No, there's not my problem. The problem is that the government keeps printing money, so my bills under my mattress or buried in my backyard keep dropping in value. The fact that there are securities that are literally called "Inflation-Protected" as an antidote to that only serves as a proof of the original problem.

> But you can save money!

No, you can invest money. But investing should not be mandatory just to keep your wealth from rotting.



> The problem is that the government keeps printing money […]

Except that it doesn't. Money is created by private banks through credit (loan, mortgage) creation:

* https://www.bankofengland.co.uk/quarterly-bulletin/2014/q1/m...

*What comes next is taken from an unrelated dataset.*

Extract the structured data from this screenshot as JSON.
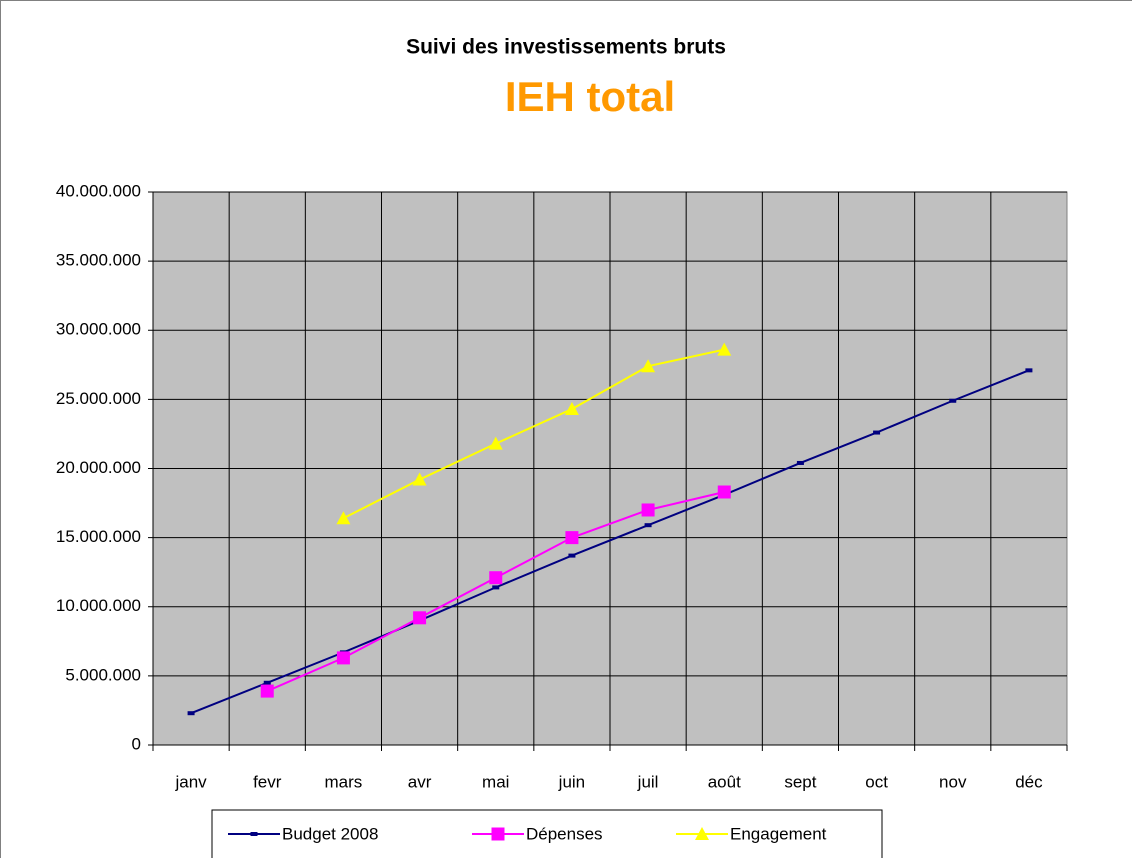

* https://www.bankofengland.co.uk/explainers/how-is-money-crea...

> […] so my bills under my mattress or buried in my backyard keep dropping in value.

Yes, this is a feature: the discouragement of the non-productive uses of capital and hoarding à la Scrooge McDuck.

> No, you can invest money.

Most people actually save and do not invest:

* https://www.pragcap.com/saving-is-not-the-key-to-financial-s...


> Yes, this is a feature: the discouragement of the non-productive uses of capital and hoarding à la Scrooge McDuck.

I sincerely doubt that "disouragement of the non-productive uses of capital" is the main reason for inflation. Linear tax on having money would do much better. Besides, except for a pathological example where scarcity of money causes deflation, why would it matter if someone is hoarding money?

If they're saving for something that costs e.g. 10 years wage, "hoarding" money is the only way they'd ever save that much. But with constant inflation, it's basically impossible - the only way to "save" money for something that expensive is to take a loan... Which again seems to lead back into banks' pockets. Who actually hoard money.

The game seems rigged, and all "explanations" for inflation just sound like bad lies given by Wall Street brokers high on coke.